Organisms that can learns from past experiences have adaptive advantages over those that cannot. Memories, such as learning, depend heavily upon emotion, furthermore, memories of past experience tend to shape expectations for the present and future. The affective component of pain fosters adaptation through instrumental (operant) learning as well as classical conditioning (learning by association) (Bromm & Desmedt, 1995). Operant learning requires reinforcers, and reinforcers are events accompanied by emotions. Classical conditioning represents the formation of an association between a normally neutral event and the negative emotion associated with the onset of pain (Bromm & Desmedt, 1995; Carlson, 1998).

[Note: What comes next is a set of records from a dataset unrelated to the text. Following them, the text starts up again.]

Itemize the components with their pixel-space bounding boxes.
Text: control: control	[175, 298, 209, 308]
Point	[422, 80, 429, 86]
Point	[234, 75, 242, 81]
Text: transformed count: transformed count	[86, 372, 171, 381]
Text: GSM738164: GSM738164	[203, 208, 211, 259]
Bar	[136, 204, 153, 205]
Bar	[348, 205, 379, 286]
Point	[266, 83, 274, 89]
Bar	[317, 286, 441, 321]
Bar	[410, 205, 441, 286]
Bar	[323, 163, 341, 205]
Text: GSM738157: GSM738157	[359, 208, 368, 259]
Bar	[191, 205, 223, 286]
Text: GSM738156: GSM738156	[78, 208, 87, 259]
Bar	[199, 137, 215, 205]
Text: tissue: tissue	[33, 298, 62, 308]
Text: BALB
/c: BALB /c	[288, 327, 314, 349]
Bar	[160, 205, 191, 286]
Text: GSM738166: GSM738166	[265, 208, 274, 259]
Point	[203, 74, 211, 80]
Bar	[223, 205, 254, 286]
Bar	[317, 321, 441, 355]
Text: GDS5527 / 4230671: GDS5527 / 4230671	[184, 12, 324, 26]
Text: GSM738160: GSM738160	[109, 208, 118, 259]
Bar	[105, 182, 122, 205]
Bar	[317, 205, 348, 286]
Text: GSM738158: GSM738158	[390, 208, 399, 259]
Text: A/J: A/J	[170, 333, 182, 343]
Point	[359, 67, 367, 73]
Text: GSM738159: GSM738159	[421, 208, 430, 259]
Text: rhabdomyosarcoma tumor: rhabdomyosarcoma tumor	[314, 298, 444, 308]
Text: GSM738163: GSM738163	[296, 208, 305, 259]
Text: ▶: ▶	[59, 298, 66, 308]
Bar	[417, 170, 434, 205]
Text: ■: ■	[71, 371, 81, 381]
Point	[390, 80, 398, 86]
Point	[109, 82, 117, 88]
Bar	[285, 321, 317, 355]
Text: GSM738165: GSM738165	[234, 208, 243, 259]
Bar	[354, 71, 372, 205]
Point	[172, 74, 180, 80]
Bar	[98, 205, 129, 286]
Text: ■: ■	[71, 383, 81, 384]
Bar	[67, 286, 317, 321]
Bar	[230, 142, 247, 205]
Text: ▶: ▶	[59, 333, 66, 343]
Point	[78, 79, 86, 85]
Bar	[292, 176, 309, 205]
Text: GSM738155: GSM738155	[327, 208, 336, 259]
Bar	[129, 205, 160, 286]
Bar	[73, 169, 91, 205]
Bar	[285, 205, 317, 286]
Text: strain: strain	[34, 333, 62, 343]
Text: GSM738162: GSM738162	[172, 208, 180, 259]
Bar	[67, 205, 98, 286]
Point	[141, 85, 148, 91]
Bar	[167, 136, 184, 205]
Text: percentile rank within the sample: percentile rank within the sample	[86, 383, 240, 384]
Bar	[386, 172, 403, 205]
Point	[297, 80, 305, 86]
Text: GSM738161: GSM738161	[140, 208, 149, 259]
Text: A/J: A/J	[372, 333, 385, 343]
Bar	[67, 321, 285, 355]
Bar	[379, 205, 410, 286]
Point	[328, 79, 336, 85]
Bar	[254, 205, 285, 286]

Operant learning involves any situation or setting in which the patient is active and reinforcing events take place. A reinforcer event is an event that alters the future likelihood of a behavior recurring when it immediately follows that behavior. There are two types of reinforcer: positive and negative. The former reinforces events that produce a pleasurable outcome (such as rewards), and increases the likelihood that the behavior will reoccur. The latter reinforces events that produce an unpleasant outcome (such as pain), and decreases the likelihood of the behavior being produced again. The positive or negative nature of reinforcers, and their personal significance, occur in conscious awareness as feelings (Bromm & Desmedt, 1995). Hence, reinforcing events are those that are emotionally prominent. Emotion-free events have no reinforcing properties, thus, it does not contribute to adaptive learning (Bromm & Desmedt, 1995).
Classical conditioning on the other hand, involves setting in which a neutral stimuli is given in association with a aversive stimuli, therefore, conditioning the neutral stimulus to elicit the same response that the aversive stimulus evoked. In the case of learning with classical conditioning, it safeguard against dangerous situation. For example, when a person turns on the hair blower to dry his/her hair and hears a buzzing noise, then gets an electrical shock, which causes him/her to drop the hair blower and step away from it. If next time, she turns on a hair blower and hears the same noise again, she;ll immediately drop the hair blower and move away from it, because she has learned and thus, associates the buzzing noise with getting a shock.
Conditioned emotional responses are therefore, essentially sensory-affective association (Bromm & Desmdt, 1995). The amygdala appears to be the primarily structure involved in linking the sensory experience to the emotional arousal and in the conditioning of negative emotional associations (Bromm & Desmdt, 1995, Carlson, 1998). Furthermore, emotion associated with pain also influenced memory. Research in memory shows that both limbic and nonlimbic pathways are involved in memory processes, and evidence exists that the brain preferentially stores information that has strong emotional loading (Bromm & Desmdt, 1995).